The top court said that these Rohingya were convicted by the competent court under the Foreigners Act and were held to be as illegal immigrants.

A bench of Chief Justice Ranjan Gogoi and Justices Sanjay Kishan Kaul and K.M. Joseph said that even the country of their origin Myanmar has identified them and accepted them as its citizens.

“Having considered the prayer, we would not like to interfere with the decision taken. The petition is dismissed,” the bench said.

The bench rejected the plea made by one of the Rohingya, who had filed an application seeking to restrain the Centre from deporting to Myanmar the seven Rohingya lodged in a detention centre at Silchar in Assam.

The top court took the case as first matter after advocate Prashant Bhushan, appearing for petitioner Jaffarullah, informed the court that it is an urgent issue as the seven Rohingya were taken to the Indo-Myanmar border from where they will be deported.

Also read: SC Refuses to Stay Deportation of 7 Rohingya Refugees; UNHCR Says ‘Not Safe’ to Return to Myanmar

During the hearing, Additional Solicitor General Tushar Mehta, appearing for the Centre said that these Rohingya illegally migrated to India in 2012 and were convicted under the Foreigners Act.

He said that after the conviction they were sent to a detention centre and the Ministry of External Affairs (MEA) had contacted the Myanmar embassy for identification of these seven Rohingya.

“Following the verification, Myanmar government issued a certificate of identity to the seven Rohingya along with one month visa to facilitate their deportation,” he said, adding that after getting the travel documents they were taken to the border.

The bench, asked Mehta that does his submissions made before the court were on an affidavit.

Mehta replied in an affirmative and read out the relevant paragraphs saying that these seven Rohingyas had illegally entered into the territory of India.

He said that authorities concerned caught them and put them in detention centre following their conviction by a competent court.

Mehta said that after the MEA contacted embassy of Myanmar and they confirmed the Myanmarese citizenship of the illegal immigrants following which one month visa and relevant documents were issued.

The bench then told Bhushan, “First of all they have been held as illegal immigrants by the concerned court and secondly the country of their origin has accepted them as its citizens. Now what remains”.

Bhushan said that Myanmar had earlier refused to accept these Rohingya as its citizens.

He said that after the genocide which has happened in Myanmar in which over 10,000 people have died, lakhs of Rohingya have migrated to Bangladesh and India.

Bhushan added that even UN have termed it was a worst kind of genocide in which many Rohingya have been killed and their properties destroyed.

“These are not illegal immigrants but refugees who have migrated due to genocide in their country.

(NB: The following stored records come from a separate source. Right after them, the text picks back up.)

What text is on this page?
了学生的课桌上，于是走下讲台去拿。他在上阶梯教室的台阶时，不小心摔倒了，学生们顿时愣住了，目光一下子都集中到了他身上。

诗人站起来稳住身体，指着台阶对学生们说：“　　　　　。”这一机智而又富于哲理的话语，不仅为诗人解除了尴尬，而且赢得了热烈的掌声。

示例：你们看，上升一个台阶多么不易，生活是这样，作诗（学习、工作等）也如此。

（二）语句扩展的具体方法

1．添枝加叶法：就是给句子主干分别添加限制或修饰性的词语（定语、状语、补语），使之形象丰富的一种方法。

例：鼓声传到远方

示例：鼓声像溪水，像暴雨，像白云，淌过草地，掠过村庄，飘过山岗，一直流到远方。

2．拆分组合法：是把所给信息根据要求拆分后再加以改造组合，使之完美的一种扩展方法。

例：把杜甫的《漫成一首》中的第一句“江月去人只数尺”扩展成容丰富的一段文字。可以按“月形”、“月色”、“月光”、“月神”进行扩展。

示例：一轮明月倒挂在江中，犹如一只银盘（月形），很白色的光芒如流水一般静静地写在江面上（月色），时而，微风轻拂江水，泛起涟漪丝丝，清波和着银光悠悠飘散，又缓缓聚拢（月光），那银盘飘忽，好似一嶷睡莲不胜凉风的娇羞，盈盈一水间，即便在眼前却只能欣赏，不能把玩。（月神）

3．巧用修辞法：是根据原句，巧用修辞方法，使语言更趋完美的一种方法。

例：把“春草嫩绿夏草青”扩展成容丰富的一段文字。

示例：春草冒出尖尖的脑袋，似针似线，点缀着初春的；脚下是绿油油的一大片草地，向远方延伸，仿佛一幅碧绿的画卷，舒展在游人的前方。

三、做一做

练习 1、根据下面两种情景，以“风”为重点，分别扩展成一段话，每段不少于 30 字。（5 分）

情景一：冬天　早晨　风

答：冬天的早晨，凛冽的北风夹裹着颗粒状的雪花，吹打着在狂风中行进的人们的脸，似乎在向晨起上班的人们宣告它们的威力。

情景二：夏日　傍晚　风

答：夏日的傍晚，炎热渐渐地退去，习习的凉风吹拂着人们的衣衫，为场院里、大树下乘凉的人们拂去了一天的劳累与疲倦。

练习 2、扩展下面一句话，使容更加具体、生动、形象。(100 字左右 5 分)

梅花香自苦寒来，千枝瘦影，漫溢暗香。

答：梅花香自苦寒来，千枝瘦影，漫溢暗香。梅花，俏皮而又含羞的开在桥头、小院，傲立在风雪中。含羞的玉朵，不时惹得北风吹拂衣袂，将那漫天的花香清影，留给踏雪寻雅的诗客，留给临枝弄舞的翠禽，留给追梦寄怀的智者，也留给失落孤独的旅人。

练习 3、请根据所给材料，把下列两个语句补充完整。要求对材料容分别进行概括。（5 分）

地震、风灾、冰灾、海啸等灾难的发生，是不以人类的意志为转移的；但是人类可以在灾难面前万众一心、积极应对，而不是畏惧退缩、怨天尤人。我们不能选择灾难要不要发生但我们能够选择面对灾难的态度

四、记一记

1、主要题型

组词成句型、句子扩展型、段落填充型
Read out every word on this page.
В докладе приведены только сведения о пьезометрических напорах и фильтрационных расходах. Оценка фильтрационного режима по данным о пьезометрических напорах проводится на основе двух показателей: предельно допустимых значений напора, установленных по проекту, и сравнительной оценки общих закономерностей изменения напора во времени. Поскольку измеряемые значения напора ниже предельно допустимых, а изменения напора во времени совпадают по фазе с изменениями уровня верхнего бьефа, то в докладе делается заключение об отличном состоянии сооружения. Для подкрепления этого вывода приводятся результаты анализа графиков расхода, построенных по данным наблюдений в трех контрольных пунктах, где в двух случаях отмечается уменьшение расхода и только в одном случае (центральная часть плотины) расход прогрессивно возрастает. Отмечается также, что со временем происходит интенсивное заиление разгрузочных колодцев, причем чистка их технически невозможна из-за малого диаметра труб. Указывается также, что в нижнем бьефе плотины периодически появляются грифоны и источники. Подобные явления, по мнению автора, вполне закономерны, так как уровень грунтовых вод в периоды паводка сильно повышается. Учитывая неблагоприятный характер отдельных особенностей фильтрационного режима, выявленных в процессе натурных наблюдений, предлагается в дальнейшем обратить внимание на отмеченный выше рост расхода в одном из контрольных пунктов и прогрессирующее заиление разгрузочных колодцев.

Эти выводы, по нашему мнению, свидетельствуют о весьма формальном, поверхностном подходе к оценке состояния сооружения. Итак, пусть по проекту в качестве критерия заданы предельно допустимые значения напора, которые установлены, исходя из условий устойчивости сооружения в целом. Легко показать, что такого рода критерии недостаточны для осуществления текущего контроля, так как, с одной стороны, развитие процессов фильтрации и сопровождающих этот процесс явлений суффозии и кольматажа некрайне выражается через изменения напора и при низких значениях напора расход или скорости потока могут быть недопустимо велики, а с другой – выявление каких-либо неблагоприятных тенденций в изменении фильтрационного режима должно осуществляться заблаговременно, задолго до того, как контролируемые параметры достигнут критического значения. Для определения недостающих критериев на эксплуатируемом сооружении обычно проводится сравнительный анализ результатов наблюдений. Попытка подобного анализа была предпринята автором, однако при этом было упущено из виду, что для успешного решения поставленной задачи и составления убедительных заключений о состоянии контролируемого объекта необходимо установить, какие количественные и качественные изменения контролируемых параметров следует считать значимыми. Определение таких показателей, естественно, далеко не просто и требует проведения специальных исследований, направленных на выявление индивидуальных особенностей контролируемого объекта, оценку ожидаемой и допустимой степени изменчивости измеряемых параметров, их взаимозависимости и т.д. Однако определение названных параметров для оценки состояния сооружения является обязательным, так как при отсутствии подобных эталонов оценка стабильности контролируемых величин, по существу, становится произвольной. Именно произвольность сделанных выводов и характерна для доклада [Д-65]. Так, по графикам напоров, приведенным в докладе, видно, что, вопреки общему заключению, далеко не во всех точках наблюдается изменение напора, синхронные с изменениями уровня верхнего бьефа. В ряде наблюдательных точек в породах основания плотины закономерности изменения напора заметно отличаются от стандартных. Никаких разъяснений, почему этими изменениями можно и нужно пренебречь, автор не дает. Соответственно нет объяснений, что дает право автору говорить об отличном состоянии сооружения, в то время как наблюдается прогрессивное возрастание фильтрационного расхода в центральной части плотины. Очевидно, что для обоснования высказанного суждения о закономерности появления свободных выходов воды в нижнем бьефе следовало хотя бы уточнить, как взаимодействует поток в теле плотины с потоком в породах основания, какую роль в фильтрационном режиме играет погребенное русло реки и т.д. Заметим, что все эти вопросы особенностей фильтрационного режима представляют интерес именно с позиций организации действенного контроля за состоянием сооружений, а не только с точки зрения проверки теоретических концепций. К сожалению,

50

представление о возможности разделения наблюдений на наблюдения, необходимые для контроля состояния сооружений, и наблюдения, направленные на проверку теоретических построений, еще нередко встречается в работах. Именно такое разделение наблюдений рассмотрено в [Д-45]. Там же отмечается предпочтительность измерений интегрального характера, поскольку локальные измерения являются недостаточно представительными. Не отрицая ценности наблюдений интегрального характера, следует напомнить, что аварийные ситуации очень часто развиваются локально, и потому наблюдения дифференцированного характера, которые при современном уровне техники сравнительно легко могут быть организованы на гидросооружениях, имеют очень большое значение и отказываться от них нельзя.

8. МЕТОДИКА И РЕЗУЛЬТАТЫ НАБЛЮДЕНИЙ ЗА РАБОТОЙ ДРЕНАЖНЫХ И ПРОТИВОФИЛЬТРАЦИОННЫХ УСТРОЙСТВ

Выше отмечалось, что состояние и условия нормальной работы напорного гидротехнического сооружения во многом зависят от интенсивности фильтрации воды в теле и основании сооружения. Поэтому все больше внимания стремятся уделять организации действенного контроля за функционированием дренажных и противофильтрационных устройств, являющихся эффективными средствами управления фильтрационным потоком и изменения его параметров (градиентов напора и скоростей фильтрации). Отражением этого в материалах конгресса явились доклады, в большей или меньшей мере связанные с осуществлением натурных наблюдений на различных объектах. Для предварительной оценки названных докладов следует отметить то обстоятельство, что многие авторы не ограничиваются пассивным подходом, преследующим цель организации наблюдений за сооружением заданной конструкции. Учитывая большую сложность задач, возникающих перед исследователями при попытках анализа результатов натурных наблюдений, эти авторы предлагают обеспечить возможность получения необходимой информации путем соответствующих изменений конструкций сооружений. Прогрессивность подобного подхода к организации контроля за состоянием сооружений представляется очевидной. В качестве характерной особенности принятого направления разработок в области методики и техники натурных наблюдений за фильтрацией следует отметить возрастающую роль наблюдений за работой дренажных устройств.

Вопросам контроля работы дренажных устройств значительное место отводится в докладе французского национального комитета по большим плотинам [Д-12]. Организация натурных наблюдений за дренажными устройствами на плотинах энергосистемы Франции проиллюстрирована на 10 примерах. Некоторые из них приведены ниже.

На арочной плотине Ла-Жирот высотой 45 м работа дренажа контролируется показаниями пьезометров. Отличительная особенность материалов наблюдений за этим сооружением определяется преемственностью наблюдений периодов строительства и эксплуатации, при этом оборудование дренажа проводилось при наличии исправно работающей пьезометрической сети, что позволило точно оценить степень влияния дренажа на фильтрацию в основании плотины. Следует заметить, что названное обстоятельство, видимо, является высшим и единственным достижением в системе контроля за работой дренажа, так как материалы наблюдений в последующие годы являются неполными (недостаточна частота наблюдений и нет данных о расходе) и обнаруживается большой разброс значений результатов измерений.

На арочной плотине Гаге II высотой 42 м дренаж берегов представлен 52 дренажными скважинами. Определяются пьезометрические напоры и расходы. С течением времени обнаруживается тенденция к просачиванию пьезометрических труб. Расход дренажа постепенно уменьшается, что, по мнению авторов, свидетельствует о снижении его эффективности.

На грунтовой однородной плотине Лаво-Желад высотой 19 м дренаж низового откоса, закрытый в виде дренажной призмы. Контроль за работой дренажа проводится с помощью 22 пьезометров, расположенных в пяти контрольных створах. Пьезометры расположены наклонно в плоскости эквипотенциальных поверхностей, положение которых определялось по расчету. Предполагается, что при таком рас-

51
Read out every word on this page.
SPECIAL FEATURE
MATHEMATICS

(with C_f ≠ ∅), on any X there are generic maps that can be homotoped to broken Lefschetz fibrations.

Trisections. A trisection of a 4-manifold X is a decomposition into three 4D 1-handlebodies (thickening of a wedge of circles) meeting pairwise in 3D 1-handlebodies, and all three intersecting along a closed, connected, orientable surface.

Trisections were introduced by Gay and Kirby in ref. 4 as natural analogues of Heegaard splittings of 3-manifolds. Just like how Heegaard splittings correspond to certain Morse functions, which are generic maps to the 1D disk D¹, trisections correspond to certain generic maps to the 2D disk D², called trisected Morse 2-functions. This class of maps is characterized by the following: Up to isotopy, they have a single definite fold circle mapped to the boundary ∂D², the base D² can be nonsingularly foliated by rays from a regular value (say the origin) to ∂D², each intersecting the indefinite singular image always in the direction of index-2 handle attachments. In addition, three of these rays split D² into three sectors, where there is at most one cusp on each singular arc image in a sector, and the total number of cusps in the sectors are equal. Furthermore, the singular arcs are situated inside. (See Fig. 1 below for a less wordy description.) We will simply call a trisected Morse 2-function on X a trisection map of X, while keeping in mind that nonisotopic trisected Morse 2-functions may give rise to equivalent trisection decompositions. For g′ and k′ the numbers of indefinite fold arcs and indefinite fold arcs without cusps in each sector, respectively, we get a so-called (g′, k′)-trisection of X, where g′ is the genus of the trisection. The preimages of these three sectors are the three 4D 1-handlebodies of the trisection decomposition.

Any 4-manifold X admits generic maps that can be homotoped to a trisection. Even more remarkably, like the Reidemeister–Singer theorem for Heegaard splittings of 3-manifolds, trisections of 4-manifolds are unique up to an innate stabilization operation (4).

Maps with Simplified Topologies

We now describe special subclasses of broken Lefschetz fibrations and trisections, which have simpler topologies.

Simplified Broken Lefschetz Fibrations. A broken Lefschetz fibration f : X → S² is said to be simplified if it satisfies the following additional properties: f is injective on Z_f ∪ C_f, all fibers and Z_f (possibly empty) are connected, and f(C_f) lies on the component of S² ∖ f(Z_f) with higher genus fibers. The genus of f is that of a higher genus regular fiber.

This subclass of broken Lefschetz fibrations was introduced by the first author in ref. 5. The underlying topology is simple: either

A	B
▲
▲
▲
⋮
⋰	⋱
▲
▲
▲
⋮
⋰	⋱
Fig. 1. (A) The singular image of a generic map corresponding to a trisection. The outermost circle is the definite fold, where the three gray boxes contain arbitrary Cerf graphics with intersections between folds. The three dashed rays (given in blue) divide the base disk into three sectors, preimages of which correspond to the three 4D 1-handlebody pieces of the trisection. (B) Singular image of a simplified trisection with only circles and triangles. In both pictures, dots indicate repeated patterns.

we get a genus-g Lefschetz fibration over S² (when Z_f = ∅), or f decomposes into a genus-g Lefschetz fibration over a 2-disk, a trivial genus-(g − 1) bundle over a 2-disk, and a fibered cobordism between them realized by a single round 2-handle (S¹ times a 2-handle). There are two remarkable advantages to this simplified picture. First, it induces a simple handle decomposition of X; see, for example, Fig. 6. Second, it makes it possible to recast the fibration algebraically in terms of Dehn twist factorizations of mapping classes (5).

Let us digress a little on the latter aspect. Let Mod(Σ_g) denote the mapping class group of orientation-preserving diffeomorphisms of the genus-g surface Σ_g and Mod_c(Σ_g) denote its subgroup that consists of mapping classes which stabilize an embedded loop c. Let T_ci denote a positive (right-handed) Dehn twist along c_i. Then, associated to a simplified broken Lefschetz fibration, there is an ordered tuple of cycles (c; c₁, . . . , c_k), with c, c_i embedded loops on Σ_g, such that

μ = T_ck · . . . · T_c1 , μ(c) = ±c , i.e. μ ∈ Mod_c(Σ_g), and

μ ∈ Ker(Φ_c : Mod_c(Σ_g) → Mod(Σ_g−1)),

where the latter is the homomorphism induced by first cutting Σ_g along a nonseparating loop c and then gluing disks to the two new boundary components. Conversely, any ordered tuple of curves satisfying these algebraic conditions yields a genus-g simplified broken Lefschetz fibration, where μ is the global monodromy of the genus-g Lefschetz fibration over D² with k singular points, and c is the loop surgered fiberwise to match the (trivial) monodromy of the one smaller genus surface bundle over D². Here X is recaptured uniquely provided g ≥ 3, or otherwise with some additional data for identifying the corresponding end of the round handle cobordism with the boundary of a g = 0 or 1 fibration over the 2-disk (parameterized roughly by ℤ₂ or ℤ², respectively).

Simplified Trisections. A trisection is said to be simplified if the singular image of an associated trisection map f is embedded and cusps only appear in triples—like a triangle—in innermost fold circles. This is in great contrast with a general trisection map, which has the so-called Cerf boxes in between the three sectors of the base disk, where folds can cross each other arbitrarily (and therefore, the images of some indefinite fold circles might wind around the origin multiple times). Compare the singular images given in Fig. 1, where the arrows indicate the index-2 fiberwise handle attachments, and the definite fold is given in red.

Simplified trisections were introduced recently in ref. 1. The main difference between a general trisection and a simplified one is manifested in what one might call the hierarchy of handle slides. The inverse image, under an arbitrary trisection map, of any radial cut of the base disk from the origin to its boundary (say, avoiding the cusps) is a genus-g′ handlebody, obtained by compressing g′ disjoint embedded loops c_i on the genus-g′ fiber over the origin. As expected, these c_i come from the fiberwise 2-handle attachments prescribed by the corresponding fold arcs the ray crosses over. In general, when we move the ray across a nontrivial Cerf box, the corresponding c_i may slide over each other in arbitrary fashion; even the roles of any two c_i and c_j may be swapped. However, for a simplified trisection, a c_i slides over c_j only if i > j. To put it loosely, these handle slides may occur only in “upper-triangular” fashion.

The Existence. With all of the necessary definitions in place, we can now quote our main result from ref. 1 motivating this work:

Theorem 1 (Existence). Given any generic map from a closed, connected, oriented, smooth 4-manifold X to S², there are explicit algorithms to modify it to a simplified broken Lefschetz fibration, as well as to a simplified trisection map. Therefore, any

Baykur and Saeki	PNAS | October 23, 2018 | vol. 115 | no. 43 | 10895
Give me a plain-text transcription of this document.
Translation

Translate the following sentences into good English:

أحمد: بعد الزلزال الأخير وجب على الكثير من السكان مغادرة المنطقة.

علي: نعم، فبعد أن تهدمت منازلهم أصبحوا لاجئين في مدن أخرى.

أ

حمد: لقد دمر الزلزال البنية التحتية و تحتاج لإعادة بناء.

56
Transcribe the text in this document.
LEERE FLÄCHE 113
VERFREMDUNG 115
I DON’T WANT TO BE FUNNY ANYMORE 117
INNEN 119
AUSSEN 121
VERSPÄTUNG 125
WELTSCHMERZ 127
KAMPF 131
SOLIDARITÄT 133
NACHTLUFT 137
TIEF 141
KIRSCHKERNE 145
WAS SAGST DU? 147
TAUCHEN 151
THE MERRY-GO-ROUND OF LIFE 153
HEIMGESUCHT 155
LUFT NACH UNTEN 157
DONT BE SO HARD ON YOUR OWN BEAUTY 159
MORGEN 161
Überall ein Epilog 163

The court should direct sending UN high commissioner or his representatives to talk to these seven Rohingya. If they are willing to go back to their country, then its fine but they should not be sent under some kind of duress”, he said.

The bench said it would not like to interfere with the decision and dismissed the petition.

Also read: UN Special Rapporteur Criticises India’s Decision to Deport Rohingya, Urges Against It

Bhushan said it is a matter of life and it is the court’s responsibility to see that the lives of Rohingya are protected.

However, the bench was not in agreement with his submission and said, “You don’t need to remind us of our responsibilities. We very well understand our responsibilities”.

The application was filed by one Jaffarullah, who said Rohingya should not be deported under any kind of duress as they have migrated due to “genocide” in Myanmar.

The interim plea, seeking urgent measures to stop the proposed deportation of seven Rohingya, was filed on a pending PIL.

The PIL was filed earlier by two Rohingya immigrants – Mohammad Salimullah and Mohammad Shaqir – challenging the Centre’s decision to deport over 40,000 refugees who came to India after escaping from Myanmar due to alleged widespread discrimination and violence against the community.

This is the first time Rohingya immigrants have been sent back to Myanmar from India.